Yes, they did tremendously well by putting up the stellar performance that bust the bubble of Cameroon on their way to winning the ultimate. But that was the prize money agreed on before the contingent even left the shores of Ghana.
Indeed, the other gold winners – the tennis team, also walked away with the same amount of money as their reward, and the Queens could not have asked for more than what they got from the Games.
Having said that, though, there is no scintilla of doubt about the fact that the golden Queens have been short-changed over the years, leaving in its trail unpaid allowances piling up to the tune of $23,000 each. Truth be told, we have been exceedingly unfair to the girls – looking at the dispatch with which the government and the Ghana Football Association (GFA) handle allowances of their men counterparts, Black Stars.
It is a crying shame that we have to allow the victorious Queens to ‘pitch camp’ at the M-Plaza hotel base after the Games to demand their unpaid allowances. The situation has painted us in a negative light internationally as a country – and the embarrassment could have been averted.
Indeed, the least we can do to egg on female participation in football is treat the girls with respect and dignity. Let us not forget that at a time when the Black Stars were desperately struggling to make it to their first ever FIFA World Cup in Germany 2006, it took the gallantry of the Queens to break that stygian jinx at the senior level as far back as US’99.
There is a mammoth reason why FIFA has over the last few years hammered on the need for a deeper participation of women in football.
At a two-day meeting in Zurich, Switzerland, this week, the FIFA Executive Committee deliberated on a number of forward-looking measures to improve governance as part of the reform process and to promote greater participation of women in football.

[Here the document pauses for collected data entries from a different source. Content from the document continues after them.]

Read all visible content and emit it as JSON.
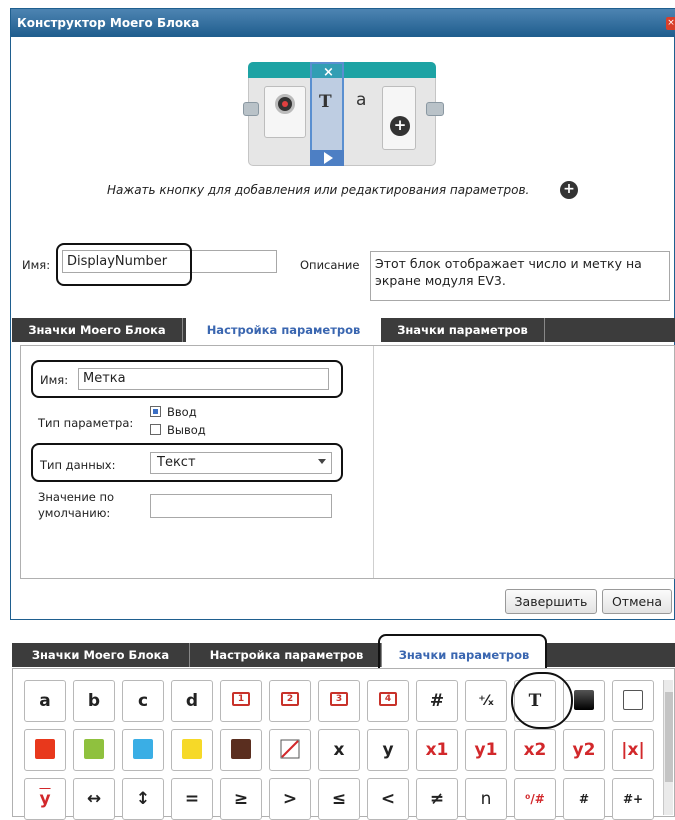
{
  "dialog": {
    "title": "Конструктор Моего Блока",
    "close_glyph": "×",
    "block": {
      "text_param": "T",
      "label_param": "a",
      "remove_glyph": "×",
      "add_glyph": "+"
    },
    "hint": "Нажать кнопку для добавления или редактирования параметров.",
    "hint_add_glyph": "+",
    "name_label": "Имя:",
    "name_value": "DisplayNumber",
    "desc_label": "Описание",
    "desc_value": "Этот блок отображает число и метку на экране модуля EV3.",
    "tabs": [
      {
        "label": "Значки Моего Блока"
      },
      {
        "label": "Настройка параметров"
      },
      {
        "label": "Значки параметров"
      }
    ],
    "settings": {
      "name_label": "Имя:",
      "name_value": "Метка",
      "type_label": "Тип параметра:",
      "type_input": "Ввод",
      "type_output": "Вывод",
      "datatype_label": "Тип данных:",
      "datatype_value": "Текст",
      "default_label_1": "Значение по",
      "default_label_2": "умолчанию:",
      "default_value": ""
    },
    "finish_button": "Завершить",
    "cancel_button": "Отмена"
  },
  "lower_tabs": [
    {
      "label": "Значки Моего Блока"
    },
    {
      "label": "Настройка параметров"
    },
    {
      "label": "Значки параметров"
    }
  ],
  "icon_grid": {
    "row1": [
      "a",
      "b",
      "c",
      "d",
      "1",
      "2",
      "3",
      "4",
      "#",
      "⁺⁄ₓ",
      "T",
      "",
      ""
    ],
    "row2_colors": [
      "#e8381c",
      "#8fc13e",
      "#3aaee5",
      "#f6d928",
      "#5a2e1f"
    ],
    "row2_text": [
      "x",
      "y",
      "x1",
      "y1",
      "x2",
      "y2",
      "|x|"
    ],
    "row3": [
      "y",
      "↔",
      "↕",
      "=",
      "≥",
      ">",
      "≤",
      "<",
      "≠",
      "n",
      "⁰/#",
      "#",
      "#+"
    ]
  },
  "colors": {
    "title_bar": "#2f6fa3",
    "tab_active_text": "#3a66b0",
    "accent_red": "#d2282b"
  }
}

The executive also supported the call made by the FIFA Task Force for Women’s Football for greater inclusion and participation of women in football, which will be referred to the 2016 FIFA Reform Committee for consideration in the development of the final reform proposals. The committee also agreed to the amended regulations to ensure more female members of team delegations at the FIFA U-20 Women’s World Cup 2016 in Papua New Guinea.
So, question is: Any reason why we would want to push our women down? Have we not cheated them for far too long? Come on, let us encourage and give them what they are due.